So I have decided to make use of my non fight training days (Tuesday, Thursday) for weight training.
It's been nearly six months since I've done any weight work - so I am starting again with a basic / intermediate full body routine.
This routine covers the majority of the body and will tide me over for two - three months while I get back into it.
I am not aiming to build massive bulk but lean strong muscle, so the weight which I haven't decided on yet - won't be massive.
The routine will be as follows:
Edit: on advice from a good friend, I will be adding chinups to the routine
Bent over two dumbbell row 2 x 15
Dumbbell bench press 2 x 15
Dumbbell lunge 2 x 15
Dumbbell one arm shoulder press 2 x 15
Dumbbell squat 2 x 15
Dumbbell iron cross 2 x 15
Bent arm double pullover 2 x 15
Alternate hammer curls 2 x 15
Dumbbell tricep extension 2 x 15
Bench dips 2 x 15
Chin-ups 2 x 15
I'm looking forward to getting back into it and building some strength back (I feel that I've lost some with the big cardio / martial arts push) so this will be a nice refresher course :)
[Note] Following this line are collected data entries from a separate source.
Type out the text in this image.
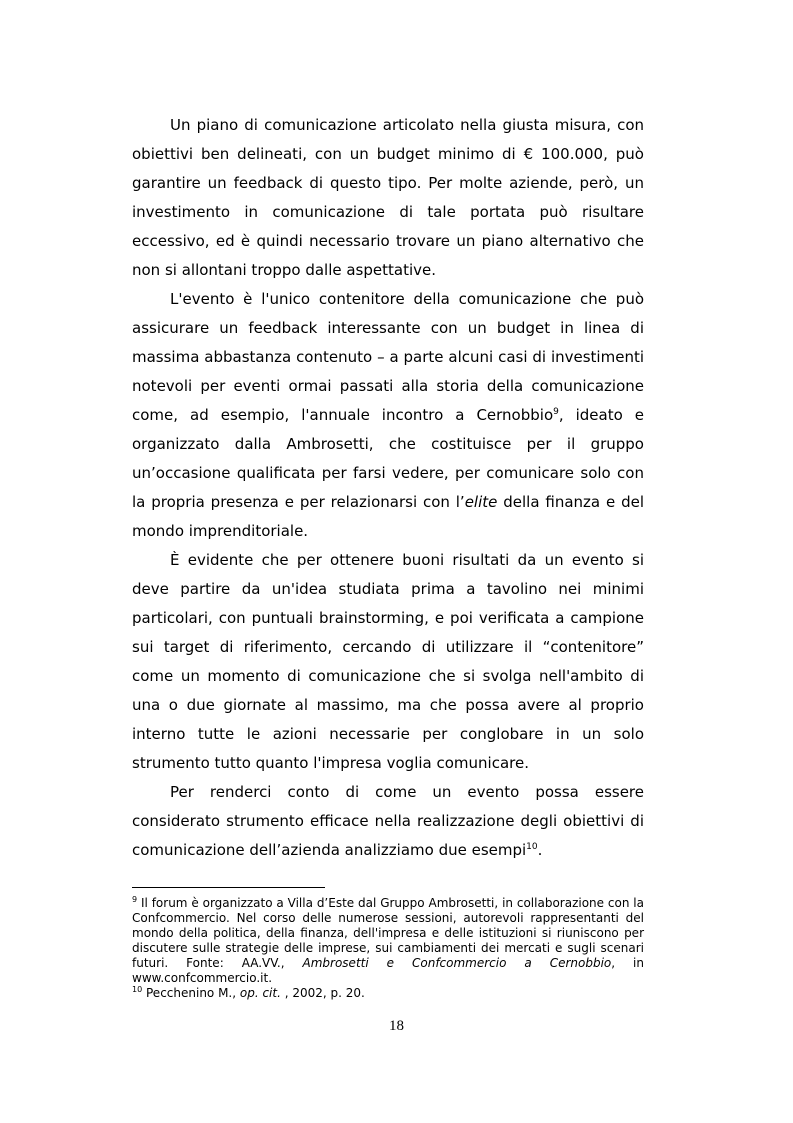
Un piano di comunicazione articolato nella giusta misura, con obiettivi ben delineati, con un budget minimo di € 100.000, può garantire un feedback di questo tipo. Per molte aziende, però, un investimento in comunicazione di tale portata può risultare eccessivo, ed è quindi necessario trovare un piano alternativo che non si allontani troppo dalle aspettative.

L'evento è l'unico contenitore della comunicazione che può assicurare un feedback interessante con un budget in linea di massima abbastanza contenuto – a parte alcuni casi di investimenti notevoli per eventi ormai passati alla storia della comunicazione come, ad esempio, l'annuale incontro a Cernobbio$^9$, ideato e organizzato dalla Ambrosetti, che costituisce per il gruppo un’occasione qualificata per farsi vedere, per comunicare solo con la propria presenza e per relazionarsi con l’elite della finanza e del mondo imprenditoriale.

È evidente che per ottenere buoni risultati da un evento si deve partire da un'idea studiata prima a tavolino nei minimi particolari, con puntuali brainstorming, e poi verificata a campione sui target di riferimento, cercando di utilizzare il “contenitore” come un momento di comunicazione che si svolga nell'ambito di una o due giornate al massimo, ma che possa avere al proprio interno tutte le azioni necessarie per conglobare in un solo strumento tutto quanto l'impresa voglia comunicare.

Per renderci conto di come un evento possa essere considerato strumento efficace nella realizzazione degli obiettivi di comunicazione dell’azienda analizziamo due esempi$^{10}$.

$^9$ Il forum è organizzato a Villa d’Este dal Gruppo Ambrosetti, in collaborazione con la Confcommercio. Nel corso delle numerose sessioni, autorevoli rappresentanti del mondo della politica, della finanza, dell'impresa e delle istituzioni si riuniscono per discutere sulle strategie delle imprese, sui cambiamenti dei mercati e sugli scenari futuri. Fonte: AA.VV., Ambrosetti e Confcommercio a Cernobbio, in www.confcommercio.it.

$^{10}$ Pecchenino M., op. cit. , 2002, p. 20.

18
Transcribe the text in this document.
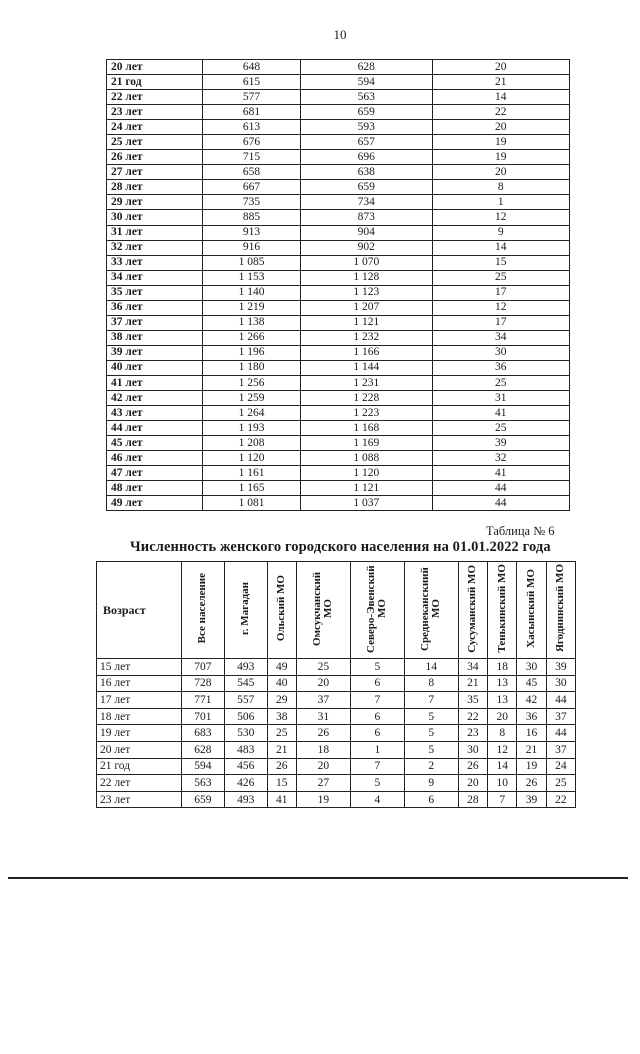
10
20 лет	648	628	20
21 год	615	594	21
22 лет	577	563	14
23 лет	681	659	22
24 лет	613	593	20
25 лет	676	657	19
26 лет	715	696	19
27 лет	658	638	20
28 лет	667	659	8
29 лет	735	734	1
30 лет	885	873	12
31 лет	913	904	9
32 лет	916	902	14
33 лет	1 085	1 070	15
34 лет	1 153	1 128	25
35 лет	1 140	1 123	17
36 лет	1 219	1 207	12
37 лет	1 138	1 121	17
38 лет	1 266	1 232	34
39 лет	1 196	1 166	30
40 лет	1 180	1 144	36
41 лет	1 256	1 231	25
42 лет	1 259	1 228	31
43 лет	1 264	1 223	41
44 лет	1 193	1 168	25
45 лет	1 208	1 169	39
46 лет	1 120	1 088	32
47 лет	1 161	1 120	41
48 лет	1 165	1 121	44
49 лет	1 081	1 037	44
Таблица № 6
Численность женского городского населения на 01.01.2022 года
Возраст	Все население	г. Магадан	Ольский МО	Омсукчанский МО	Северо-Эвенский МО	Среднеканскиий МО	Сусуманский МО	Тенькинский МО	Хасынский МО	Ягоднинский МО
15 лет	707	493	49	25	5	14	34	18	30	39
16 лет	728	545	40	20	6	8	21	13	45	30
17 лет	771	557	29	37	7	7	35	13	42	44
18 лет	701	506	38	31	6	5	22	20	36	37
19 лет	683	530	25	26	6	5	23	8	16	44
20 лет	628	483	21	18	1	5	30	12	21	37
21 год	594	456	26	20	7	2	26	14	19	24
22 лет	563	426	15	27	5	9	20	10	26	25
23 лет	659	493	41	19	4	6	28	7	39	22
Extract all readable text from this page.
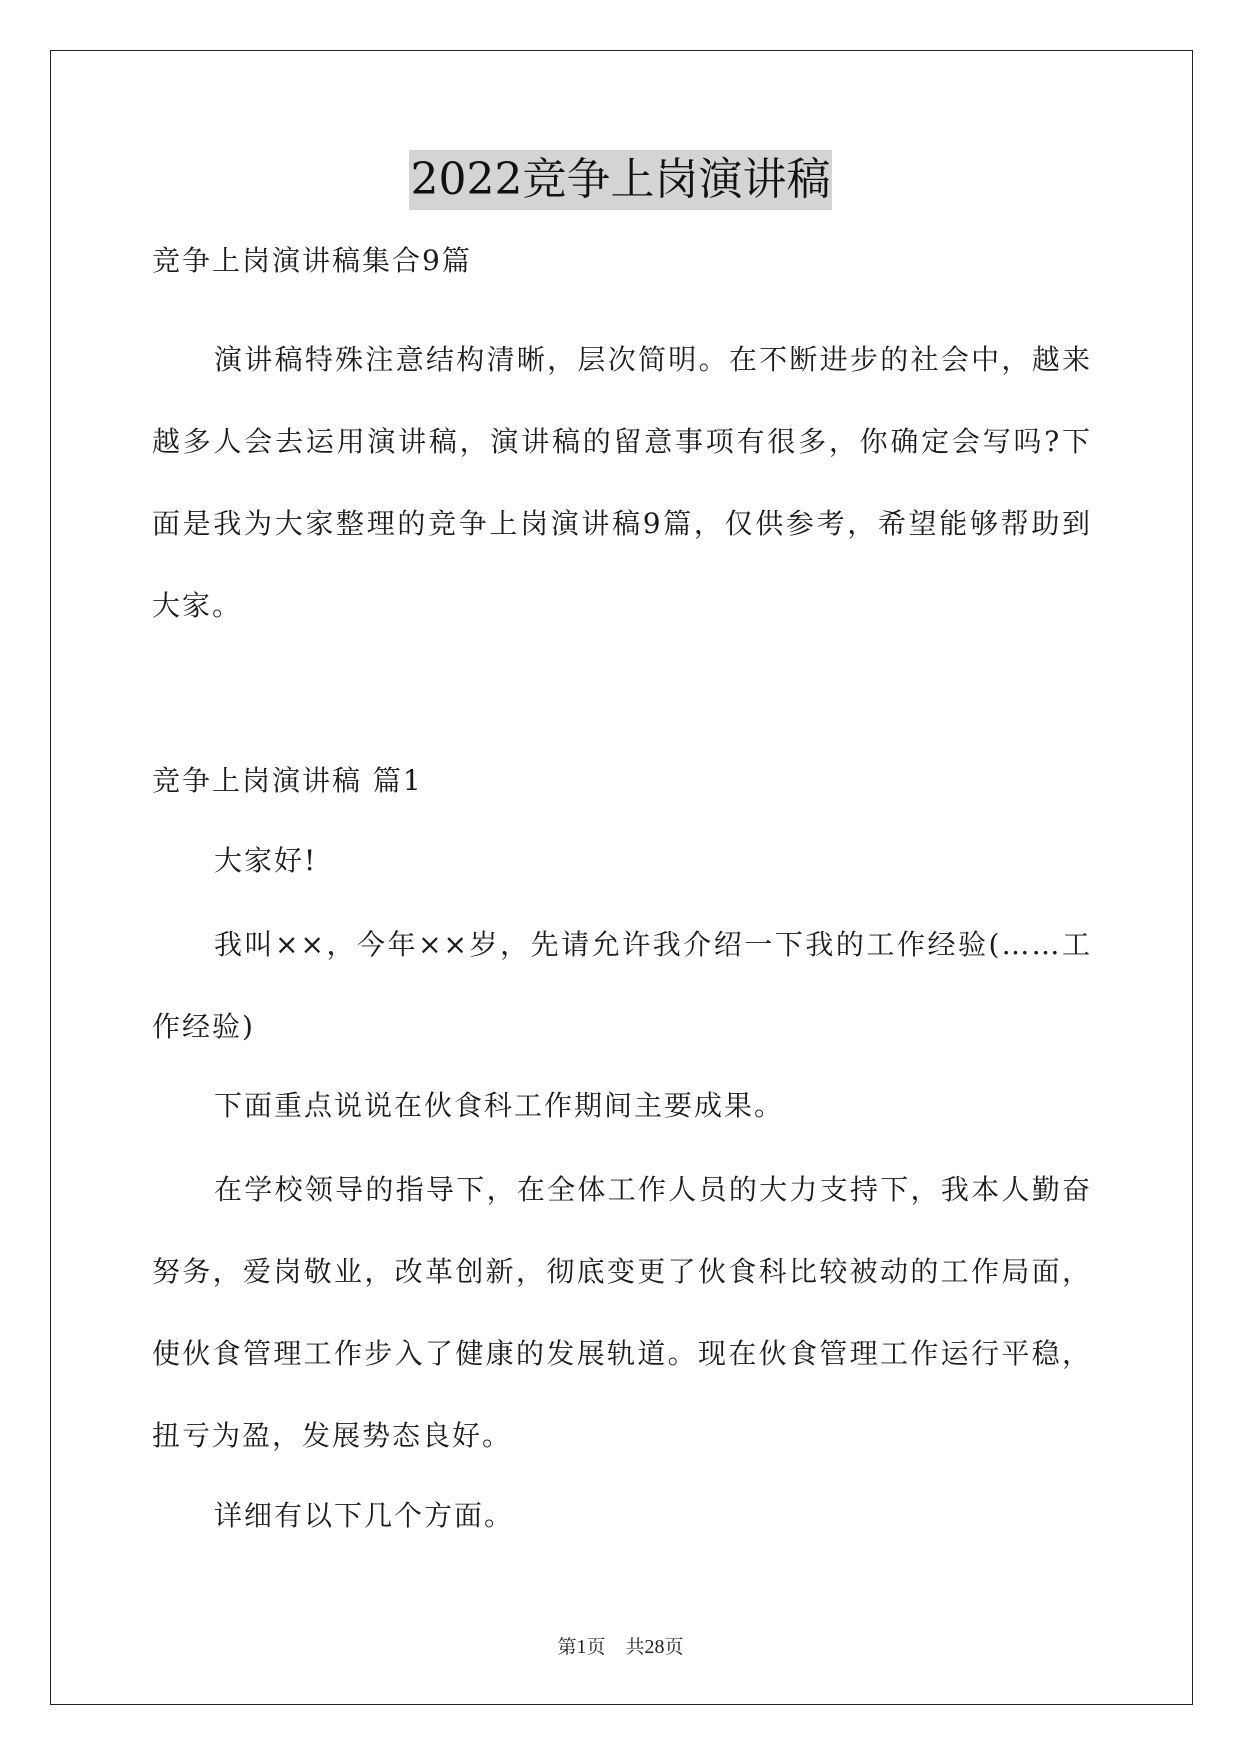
2022竞争上岗演讲稿

竞争上岗演讲稿集合9篇

演讲稿特殊注意结构清晰，层次简明。在不断进步的社会中，越来越多人会去运用演讲稿，演讲稿的留意事项有很多，你确定会写吗?下面是我为大家整理的竞争上岗演讲稿9篇，仅供参考，希望能够帮助到大家。

竞争上岗演讲稿 篇1

大家好!

我叫××，今年××岁，先请允许我介绍一下我的工作经验(……工作经验)

下面重点说说在伙食科工作期间主要成果。

在学校领导的指导下，在全体工作人员的大力支持下，我本人勤奋努务，爱岗敬业，改革创新，彻底变更了伙食科比较被动的工作局面，使伙食管理工作步入了健康的发展轨道。现在伙食管理工作运行平稳，扭亏为盈，发展势态良好。

详细有以下几个方面。

第1页 共28页
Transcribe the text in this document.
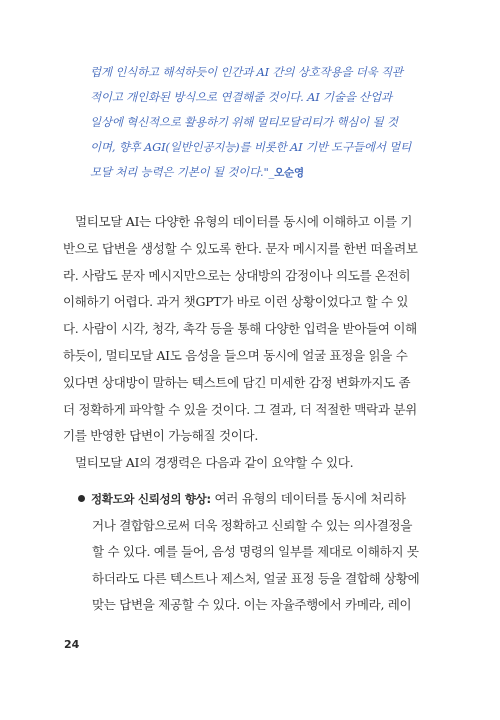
럽게 인식하고 해석하듯이 인간과 AI 간의 상호작용을 더욱 직관
적이고 개인화된 방식으로 연결해줄 것이다. AI 기술을 산업과
일상에 혁신적으로 활용하기 위해 멀티모달리티가 핵심이 될 것
이며, 향후 AGI(일반인공지능)를 비롯한 AI 기반 도구들에서 멀티
모달 처리 능력은 기본이 될 것이다."_오순영
멀티모달 AI는 다양한 유형의 데이터를 동시에 이해하고 이를 기
반으로 답변을 생성할 수 있도록 한다. 문자 메시지를 한번 떠올려보
라. 사람도 문자 메시지만으로는 상대방의 감정이나 의도를 온전히
이해하기 어렵다. 과거 챗GPT가 바로 이런 상황이었다고 할 수 있
다. 사람이 시각, 청각, 촉각 등을 통해 다양한 입력을 받아들여 이해
하듯이, 멀티모달 AI도 음성을 들으며 동시에 얼굴 표정을 읽을 수
있다면 상대방이 말하는 텍스트에 담긴 미세한 감정 변화까지도 좀
더 정확하게 파악할 수 있을 것이다. 그 결과, 더 적절한 맥락과 분위
기를 반영한 답변이 가능해질 것이다.
멀티모달 AI의 경쟁력은 다음과 같이 요약할 수 있다.
정확도와 신뢰성의 향상: 여러 유형의 데이터를 동시에 처리하
거나 결합함으로써 더욱 정확하고 신뢰할 수 있는 의사결정을
할 수 있다. 예를 들어, 음성 명령의 일부를 제대로 이해하지 못
하더라도 다른 텍스트나 제스처, 얼굴 표정 등을 결합해 상황에
맞는 답변을 제공할 수 있다. 이는 자율주행에서 카메라, 레이
24
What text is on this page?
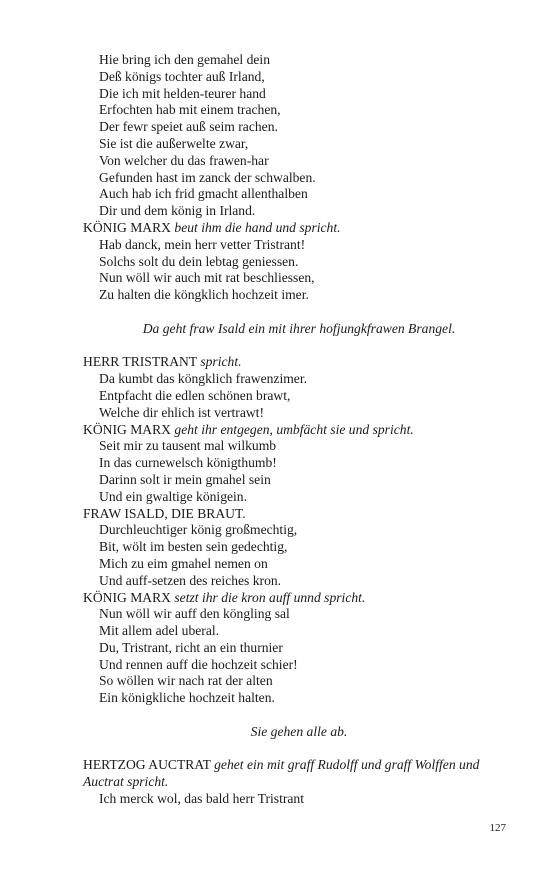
Hie bring ich den gemahel dein
Deß königs tochter auß Irland,
Die ich mit helden-teurer hand
Erfochten hab mit einem trachen,
Der fewr speiet auß seim rachen.
Sie ist die außerwelte zwar,
Von welcher du das frawen-har
Gefunden hast im zanck der schwalben.
Auch hab ich frid gmacht allenthalben
Dir und dem könig in Irland.
KÖNIG MARX beut ihm die hand und spricht.
Hab danck, mein herr vetter Tristrant!
Solchs solt du dein lebtag geniessen.
Nun wöll wir auch mit rat beschliessen,
Zu halten die köngklich hochzeit imer.
Da geht fraw Isald ein mit ihrer hofjungkfrawen Brangel.
HERR TRISTRANT spricht.
Da kumbt das köngklich frawenzimer.
Entpfacht die edlen schönen brawt,
Welche dir ehlich ist vertrawt!
KÖNIG MARX geht ihr entgegen, umbfächt sie und spricht.
Seit mir zu tausent mal wilkumb
In das curnewelsch königthumb!
Darinn solt ir mein gmahel sein
Und ein gwaltige königein.
FRAW ISALD, DIE BRAUT.
Durchleuchtiger könig großmechtig,
Bit, wölt im besten sein gedechtig,
Mich zu eim gmahel nemen on
Und auff-setzen des reiches kron.
KÖNIG MARX setzt ihr die kron auff unnd spricht.
Nun wöll wir auff den köngling sal
Mit allem adel uberal.
Du, Tristrant, richt an ein thurnier
Und rennen auff die hochzeit schier!
So wöllen wir nach rat der alten
Ein königkliche hochzeit halten.
Sie gehen alle ab.
HERTZOG AUCTRAT gehet ein mit graff Rudolff und graff Wolffen und Auctrat spricht.
Ich merck wol, das bald herr Tristrant
127
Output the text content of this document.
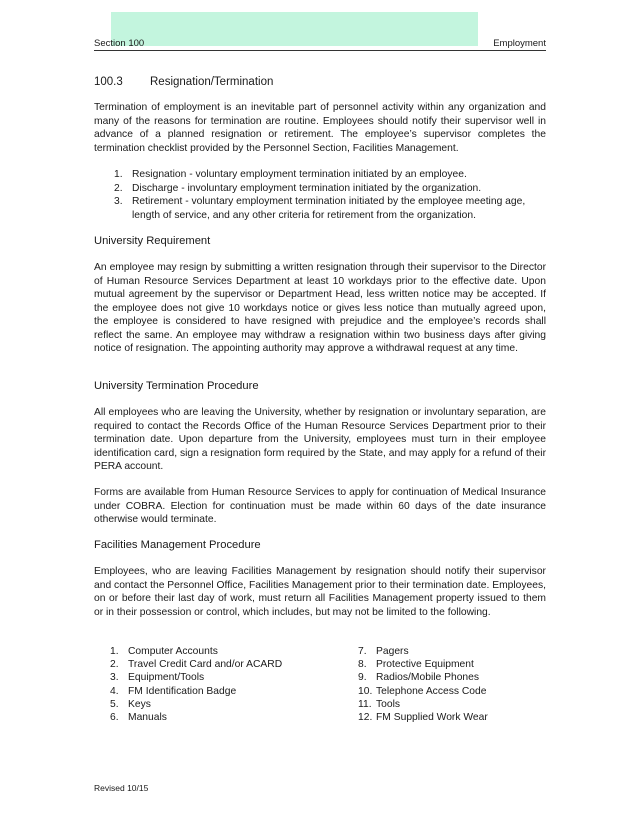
Section 100	Employment
100.3 Resignation/Termination

Termination of employment is an inevitable part of personnel activity within any organization and many of the reasons for termination are routine. Employees should notify their supervisor well in advance of a planned resignation or retirement. The employee’s supervisor completes the termination checklist provided by the Personnel Section, Facilities Management.

1. Resignation - voluntary employment termination initiated by an employee.
2. Discharge - involuntary employment termination initiated by the organization.
3. Retirement - voluntary employment termination initiated by the employee meeting age, length of service, and any other criteria for retirement from the organization.
University Requirement

An employee may resign by submitting a written resignation through their supervisor to the Director of Human Resource Services Department at least 10 workdays prior to the effective date. Upon mutual agreement by the supervisor or Department Head, less written notice may be accepted. If the employee does not give 10 workdays notice or gives less notice than mutually agreed upon, the employee is considered to have resigned with prejudice and the employee’s records shall reflect the same. An employee may withdraw a resignation within two business days after giving notice of resignation. The appointing authority may approve a withdrawal request at any time.

University Termination Procedure

All employees who are leaving the University, whether by resignation or involuntary separation, are required to contact the Records Office of the Human Resource Services Department prior to their termination date. Upon departure from the University, employees must turn in their employee identification card, sign a resignation form required by the State, and may apply for a refund of their PERA account.

Forms are available from Human Resource Services to apply for continuation of Medical Insurance under COBRA. Election for continuation must be made within 60 days of the date insurance otherwise would terminate.

Facilities Management Procedure

Employees, who are leaving Facilities Management by resignation should notify their supervisor and contact the Personnel Office, Facilities Management prior to their termination date. Employees, on or before their last day of work, must return all Facilities Management property issued to them or in their possession or control, which includes, but may not be limited to the following.

1. Computer Accounts
2. Travel Credit Card and/or ACARD
3. Equipment/Tools
4. FM Identification Badge
5. Keys
6. Manuals
7. Pagers
8. Protective Equipment
9. Radios/Mobile Phones
10. Telephone Access Code
11. Tools
12. FM Supplied Work Wear
Revised 10/15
This would then mean that I am training:
Monday: Kick boxing beginners (warm up - 45 minute), Fight training (Conditioning / Sparring -1 hr)
Tuesday: Weights
Wednesday: Fight training (Conditioning - 1 hr), Fight training (Sparring - 1 hr)
Thursday: Weights
Friday: Rest
Saturday: Fight training (Conditioning - 1 hr)
Sunday: Cycle (Anywhere from 20 - 100km ride - 1 - 4 hours)
Coupled with the IF, healthy eating and 'No Cheat November' I should reach the 70kg goal in good time.
Tally ho!
2 comments:
Chins or lat pull down dude. You've got back thickness covered but not width.
Thanks BJ - I'll add in a series of Chins as I'm trying to keep this mostly equipment free.